Cet enjeu est d’autant plus crucial après la crise sanitaire que nous vivons. La stabilité des institutions culturelles est encore plus essentielle au moment où la vie recommencera. Une partie de la population manifeste déjà une soif d’art, une envie de pouvoir à  nouveau vivre collectivement, échanger, rencontrer. Maintenir une offre culturelle de qualité constitue, à mon sens, un geste fort de la part des collectivités, ainsi qu’un signal positif pour les citoyens. Nous avons fait le choix de ne rien annuler, mais plutôt de gérer des reports de programmation à chaque fois que cela était possible.

Depuis notre réouverture, intervenue le 12 juin, nous pouvons enfin présenter au public l’exposition Folklore (visible jusqu’au 4 octobre), ainsi que les installations de Susanna Fritscher (jusqu’au 14 septembre) et de Giuseppe Penone (jusqu’au 11 janvier 2021) qui devaient initialement être inaugurées en mars. L’exposition dédiée à Yves Klein ouvrira le 18 juillet, suivie le 21 novembre par l’exposition dédiée à Marc Chagall et à l’importance du vitrail dans son oeuvre, organisée en résonance avec les 800 ans de la cathédrale de Metz. Enfin, Aerodream, une exposition surprenante qui abordera l’histoire méconnue des gonflables dans l’architecture et le design, est décalée au 30 janvier 2021.

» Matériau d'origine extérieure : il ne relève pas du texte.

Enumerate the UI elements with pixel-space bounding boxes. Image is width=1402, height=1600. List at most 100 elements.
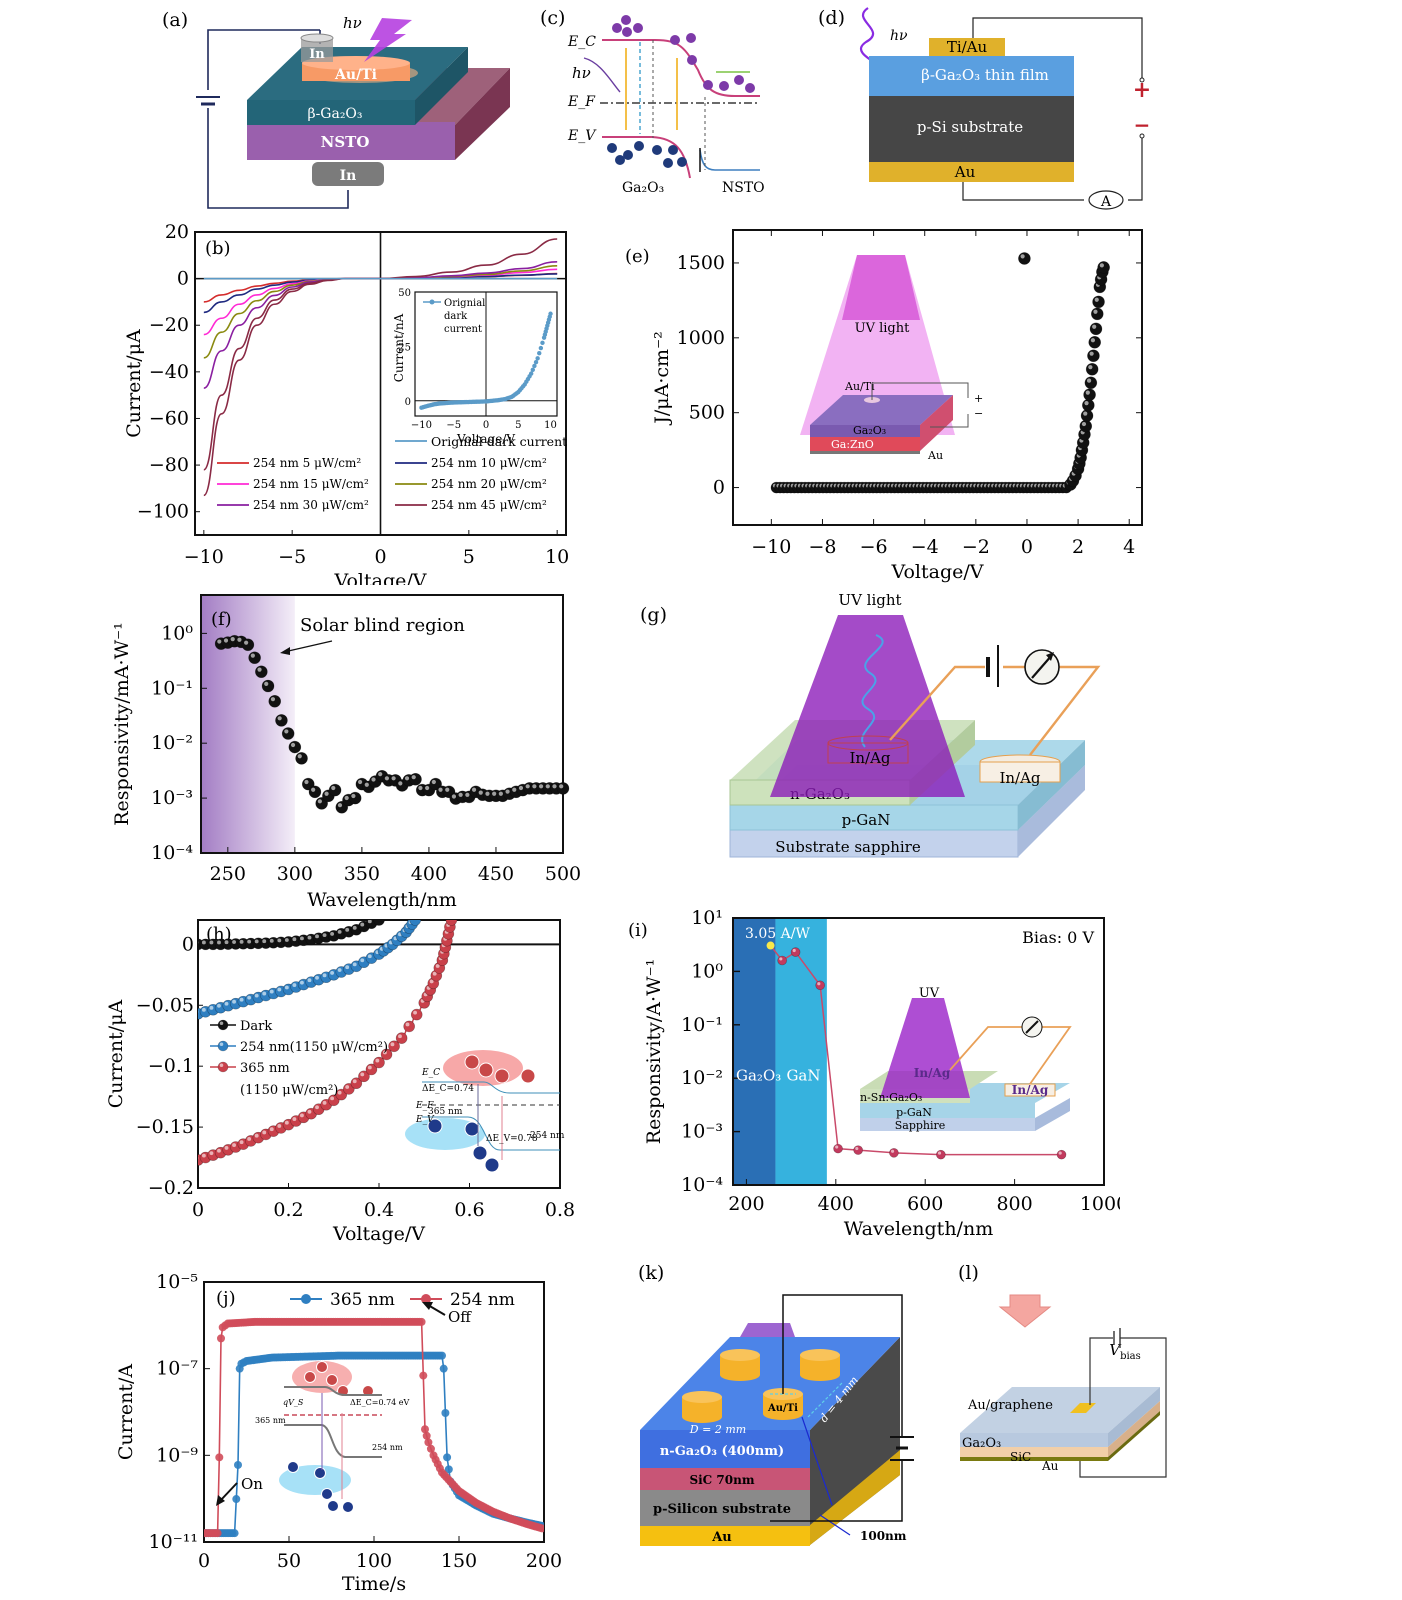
data-point bbox=[215, 1453, 224, 1462]
peak-star-point bbox=[766, 941, 775, 950]
point-highlight bbox=[230, 637, 235, 642]
bias-label: Bias: 0 V bbox=[1022, 928, 1094, 947]
point-highlight bbox=[307, 1109, 312, 1114]
point-highlight bbox=[1058, 1151, 1062, 1155]
y-tick-label: −0.05 bbox=[136, 994, 194, 1016]
x-tick-label: 600 bbox=[907, 1193, 943, 1215]
point-highlight bbox=[307, 935, 312, 940]
panel-l-label: (l) bbox=[958, 1262, 979, 1284]
point-highlight bbox=[404, 776, 410, 781]
point-highlight bbox=[465, 792, 470, 797]
point-highlight bbox=[257, 667, 262, 672]
legend-label: 254 nm(1150 μW/cm²) bbox=[240, 1040, 388, 1055]
circuit-wire bbox=[207, 29, 349, 209]
ec-label: E_C bbox=[567, 34, 596, 50]
uv-light-cone bbox=[770, 615, 965, 797]
point-highlight bbox=[855, 1146, 859, 1151]
conduction-band bbox=[602, 39, 760, 97]
data-point bbox=[417, 1317, 426, 1326]
data-point bbox=[815, 980, 825, 991]
vbias-subscript: bias bbox=[1120, 1351, 1141, 1362]
panel-k-device-diagram: (k) n-Ga₂O₃ (400nm) SiC 70nm p-Silicon s… bbox=[638, 1262, 914, 1546]
holes bbox=[607, 141, 687, 168]
point-highlight bbox=[492, 791, 497, 796]
psi-substrate-layer bbox=[869, 96, 1074, 162]
x-tick-label: 0 bbox=[192, 1199, 204, 1221]
point-highlight bbox=[224, 940, 229, 945]
hv-label: hν bbox=[572, 64, 591, 82]
nsto-label: NSTO bbox=[321, 133, 370, 151]
data-point bbox=[1085, 362, 1099, 376]
point-highlight bbox=[198, 1010, 199, 1013]
point-highlight bbox=[284, 1120, 289, 1125]
psi-substrate-label: p-Si substrate bbox=[917, 118, 1023, 136]
point-highlight bbox=[1081, 421, 1087, 427]
legend-label: 365 nm bbox=[240, 1061, 290, 1076]
point-highlight bbox=[378, 772, 383, 777]
panel-label: (i) bbox=[628, 920, 648, 941]
point-highlight bbox=[232, 1143, 236, 1147]
data-point bbox=[1082, 398, 1095, 412]
point-highlight bbox=[458, 792, 463, 797]
inset-legend-label: dark bbox=[444, 311, 468, 322]
point-highlight bbox=[297, 754, 302, 759]
point-highlight bbox=[315, 975, 319, 980]
point-highlight bbox=[277, 938, 282, 943]
ga2o3-label: Ga₂O₃ bbox=[853, 424, 886, 437]
point-highlight bbox=[217, 940, 221, 945]
point-highlight bbox=[367, 1065, 372, 1070]
point-highlight bbox=[209, 940, 214, 945]
data-point bbox=[241, 638, 255, 652]
point-highlight bbox=[1088, 365, 1093, 370]
au-layer bbox=[810, 451, 920, 454]
data-point bbox=[348, 791, 362, 805]
y-tick-label: 10⁻⁹ bbox=[156, 1444, 198, 1466]
point-highlight bbox=[337, 803, 343, 808]
point-highlight bbox=[250, 653, 255, 658]
hole bbox=[327, 1500, 339, 1512]
point-highlight bbox=[512, 787, 517, 792]
y-tick-label: 1000 bbox=[677, 327, 725, 349]
electron bbox=[478, 1062, 494, 1078]
data-point bbox=[438, 1351, 446, 1360]
x-tick-label: −10 bbox=[184, 546, 224, 568]
x-tick-label: 200 bbox=[728, 1193, 764, 1215]
point-highlight bbox=[545, 784, 550, 789]
inset-data-point bbox=[535, 356, 540, 361]
bottom-in-contact bbox=[312, 162, 384, 186]
point-highlight bbox=[322, 1100, 327, 1105]
in-ag-label-1: In/Ag bbox=[849, 749, 890, 767]
sic-label: SiC bbox=[1010, 1450, 1031, 1464]
lightning-icon bbox=[364, 18, 412, 62]
qvs-label: qV_S bbox=[283, 1398, 304, 1407]
legend-marker bbox=[217, 1040, 229, 1052]
annotation-on: On bbox=[241, 1475, 263, 1493]
point-highlight bbox=[270, 697, 276, 702]
point-highlight bbox=[435, 964, 440, 968]
point-highlight bbox=[201, 1007, 206, 1012]
data-point bbox=[268, 694, 282, 708]
x-tick-label: 4 bbox=[1123, 536, 1135, 558]
y-axis-label: Current/A bbox=[115, 1364, 137, 1460]
point-highlight bbox=[330, 931, 335, 936]
point-highlight bbox=[1099, 263, 1104, 268]
point-highlight bbox=[300, 936, 304, 941]
data-point bbox=[213, 1529, 222, 1538]
p-silicon-layer bbox=[640, 1490, 810, 1526]
inset-data-point bbox=[540, 340, 545, 346]
inset-x-tick-label: −10 bbox=[411, 420, 432, 431]
data-point bbox=[422, 1431, 431, 1440]
plot-frame bbox=[732, 917, 1105, 1186]
point-highlight bbox=[217, 1148, 221, 1153]
point-highlight bbox=[277, 716, 282, 721]
x-axis-label: Voltage/V bbox=[891, 561, 984, 583]
wavelength-254-label: 254 nm bbox=[530, 1131, 565, 1141]
ga2o3-top bbox=[810, 395, 953, 425]
electron bbox=[464, 1054, 480, 1070]
data-point bbox=[410, 1008, 423, 1021]
y-axis-label: Current/μA bbox=[123, 329, 145, 438]
sic-layer bbox=[960, 1447, 1108, 1457]
data-point bbox=[395, 1032, 408, 1044]
data-point bbox=[426, 1444, 435, 1453]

Le week-end de célébration du dixième anniversaire du Centre sera organisé du 28 au 30 mai 2021. Je compte faire de ce moment une parenthèse visionnaire, un concentré de vitalité et d’énergie créative et constructive. Onze artistes ont été invités à écrire onze nouveaux commandements, qui se manifesteront à travers une série de projets conçus pour nous : Maurizio Cattelan, Daniel Spoerri, Bintou Dembélé, Simone Fattal et Shigeru Ban... Tous nos espaces seront accessibles gratuitement, des événements seront proposés en continu... Cette manifestation sera mémorable.

Wendel accompagne le Centre Pompidou-Metz depuis sa création en 2010, et est, depuis lors, mécène fondateur de l’institution. En quoi ce partenariat est-il nécessaire pour le Centre ?

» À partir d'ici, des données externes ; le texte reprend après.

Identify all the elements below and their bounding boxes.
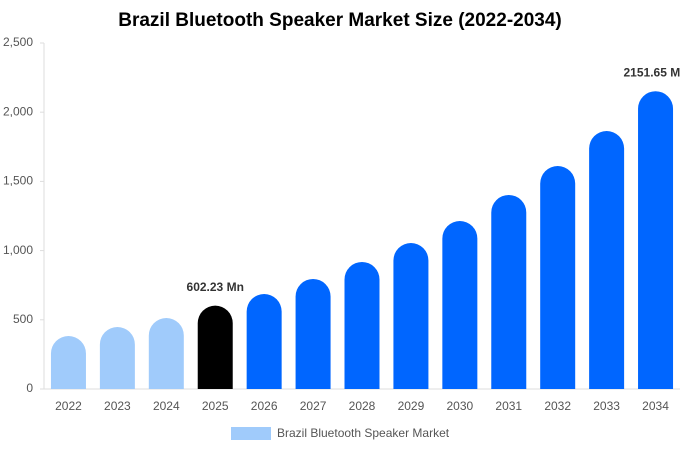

Grâce au soutien historique de Wendel et à sa logique de long terme, nous pouvons avant tout porter notre programmation culturelle avec ambition et sérénité. Pouvoir compter sur la vision et la fidélité d’un partenaire si prestigieux, présent à nos côtés depuis le début, avec qui nous partageons un même attachement aux valeurs d’excellence, d’innovation et d’accessibilité, est une chose précieuse.

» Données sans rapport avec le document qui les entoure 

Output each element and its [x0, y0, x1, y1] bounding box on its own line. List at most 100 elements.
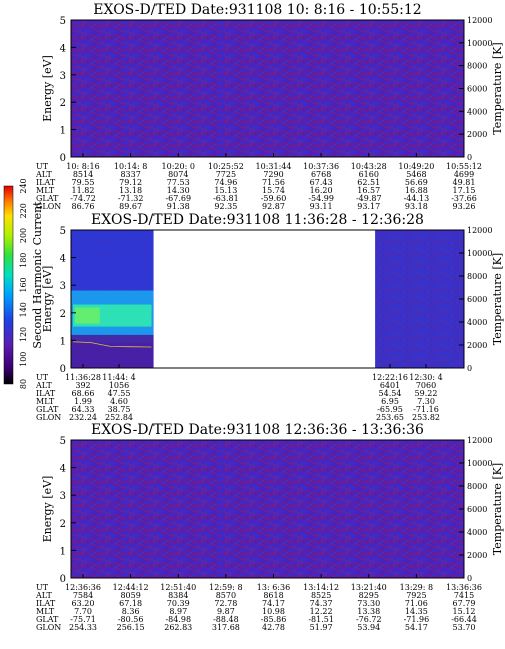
- table-cell: 12.22: [310, 607, 333, 616]
- y-right-axis-label: Temperature [K]: [491, 463, 504, 555]
- table-row-label-ut: UT: [36, 162, 49, 171]
- table-cell: 6401: [380, 381, 400, 390]
- table-cell: 1.99: [74, 397, 92, 406]
- table-cell: 14.35: [405, 607, 428, 616]
- table-cell: 53.70: [453, 623, 476, 632]
- table-cell: 12:22:16: [372, 373, 408, 382]
- table-cell: 13:36:36: [446, 583, 482, 592]
- table-cell: 74.17: [262, 599, 285, 608]
- table-cell: 11.82: [72, 186, 95, 195]
- table-row-label-mlt: MLT: [36, 607, 55, 616]
- table-row-label-glon: GLON: [36, 623, 61, 632]
- colorbar-tick-label: 220: [19, 203, 28, 218]
- colorbar-tick-label: 240: [19, 178, 28, 193]
- table-cell: 91.38: [167, 202, 190, 211]
- y-tick-label: 3: [60, 491, 66, 502]
- table-cell: 10:43:28: [351, 162, 387, 171]
- table-cell: 7415: [454, 591, 474, 600]
- table-cell: 7725: [216, 170, 236, 179]
- table-cell: 47.55: [108, 389, 131, 398]
- table-cell: 7.30: [417, 397, 435, 406]
- y-tick-label: 5: [60, 436, 66, 447]
- spectrogram-span-1: [71, 230, 154, 368]
- y-right-tick-label: 6000: [467, 85, 487, 94]
- table-cell: 12:59: 8: [209, 583, 242, 592]
- table-cell: 6768: [311, 170, 331, 179]
- table-cell: -44.13: [404, 194, 430, 203]
- table-cell: 77.53: [167, 178, 190, 187]
- table-row-label-glon: GLON: [36, 202, 61, 211]
- table-cell: 8074: [168, 170, 188, 179]
- y-right-tick-label: 6000: [467, 505, 487, 514]
- table-cell: 71.06: [405, 599, 428, 608]
- y-right-tick-label: 4000: [467, 107, 487, 116]
- table-cell: 53.94: [357, 623, 380, 632]
- table-cell: 7584: [73, 591, 93, 600]
- table-cell: -67.69: [165, 194, 191, 203]
- y-right-tick-label: 10000: [467, 39, 492, 48]
- table-row-label-glat: GLAT: [36, 194, 59, 203]
- colorbar-tick-label: 120: [19, 327, 28, 342]
- panel-title: EXOS-D/TED Date:931108 11:36:28 - 12:36:…: [91, 212, 424, 228]
- y-right-tick-label: 8000: [467, 62, 487, 71]
- y-right-tick-label: 10000: [467, 249, 492, 258]
- table-cell: 92.87: [262, 202, 285, 211]
- table-cell: 54.54: [379, 389, 402, 398]
- table-cell: 8295: [359, 591, 379, 600]
- table-cell: 8618: [263, 591, 283, 600]
- table-cell: 13:29: 8: [400, 583, 433, 592]
- table-row-label-ilat: ILAT: [36, 599, 56, 608]
- y-right-tick-label: 8000: [467, 482, 487, 491]
- spectrogram-texture: [71, 20, 464, 157]
- table-cell: 253.65: [376, 413, 404, 422]
- y-axis-label: Energy [eV]: [41, 55, 54, 122]
- y-tick-label: 1: [60, 126, 66, 137]
- table-cell: 67.79: [453, 599, 476, 608]
- table-cell: 8525: [311, 591, 331, 600]
- y-tick-label: 4: [60, 464, 66, 475]
- table-cell: 10:20: 0: [162, 162, 195, 171]
- y-right-axis-label: Temperature [K]: [491, 42, 504, 134]
- table-cell: 68.66: [72, 389, 95, 398]
- table-row-label-ilat: ILAT: [36, 178, 56, 187]
- table-cell: -49.87: [356, 194, 382, 203]
- trace-line: [72, 341, 152, 348]
- y-tick-label: 0: [60, 153, 66, 164]
- table-row-label-glat: GLAT: [36, 405, 59, 414]
- table-row-label-mlt: MLT: [36, 186, 55, 195]
- table-cell: 7060: [416, 381, 436, 390]
- table-cell: 71.56: [262, 178, 285, 187]
- spectrogram-span-1: [71, 440, 464, 578]
- y-tick-label: 2: [60, 98, 66, 109]
- table-cell: 49.81: [453, 178, 476, 187]
- table-cell: 256.15: [117, 623, 145, 632]
- table-cell: -80.56: [118, 615, 144, 624]
- table-cell: 10.98: [262, 607, 285, 616]
- table-cell: 10: 8:16: [66, 162, 99, 171]
- table-cell: 62.51: [357, 178, 380, 187]
- y-axis-label: Energy [eV]: [41, 266, 54, 333]
- table-row-label-ilat: ILAT: [36, 389, 56, 398]
- y-right-tick-label: 10000: [467, 459, 492, 468]
- table-cell: 72.78: [214, 599, 237, 608]
- table-cell: 93.17: [357, 202, 380, 211]
- table-cell: 15.13: [214, 186, 237, 195]
- y-tick-label: 2: [60, 309, 66, 320]
- table-cell: 253.82: [412, 413, 440, 422]
- table-cell: -37.66: [451, 194, 477, 203]
- panel-2: EXOS-D/TED Date:931108 11:36:28 - 12:36:…: [3, 178, 504, 422]
- table-cell: -66.44: [451, 615, 477, 624]
- table-cell: 17.15: [453, 186, 476, 195]
- table-cell: 8059: [120, 591, 140, 600]
- table-cell: 63.20: [72, 599, 95, 608]
- panel-1: EXOS-D/TED Date:931108 10: 8:16 - 10:55:…: [35, 2, 504, 211]
- y-tick-label: 5: [60, 16, 66, 27]
- table-cell: 7.70: [74, 607, 92, 616]
- table-cell: 79.55: [72, 178, 95, 187]
- table-cell: 392: [75, 381, 90, 390]
- table-row-label-alt: ALT: [35, 591, 52, 600]
- y-right-tick-label: 12000: [467, 16, 492, 25]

En tant que membre de notre Conseil d’administration, Wendel nous apporte également une expertise venue du secteur privé, formidable complément de l’accompagnement de notre aîné, le Centre Pompidou, et des collectivités territoriales (Metz Métropole, Région Grand Est, Ville de Metz).

Son engagement contribue ainsi à faire du Centre Pompidou-Metz l’association d’une dimension locale à une visibilité internationale, par tous et pour tous.

Le Centre Pompidou-Metz est une destination à la fois proche, moins de deux heures de Paris, et dépaysante, pour passer quelques heures à revoir un célèbre chef d’oeuvre, à découvrir la nouvelle icône de la scène artistique ou à passer une nuit au pied d’une des plus belles cathédrales gothiques du monde. Je veux faire de notre institution le lieu de toutes les expériences en matière d’histoire de l’art, des plus divertissantes aux plus denses, en passant par les plus interactives et les plus innovantes.

Un tel projet, dans sa dimension universelle, ne peut à mon sens qu’être collectif, et nous sommes fiers de pouvoir en cela compter sur Wendel.

 

Wendel et le Centre Pompidou-Metz
un partenariat de long terme

Pour son dixième anniversaire, Wendel réaffirme son soutien au Centre Pompidou-Metz pour une durée de cinq ans. En effet, Wendel tient à souligner l’importance cruciale de soutenir le monde de la culture dans la période actuelle.

Depuis sa création, en 2010, le groupe Wendel accompagne le Centre Pompidou-Metz dans son développement et est, à ce titre, mécène fondateur du Centre.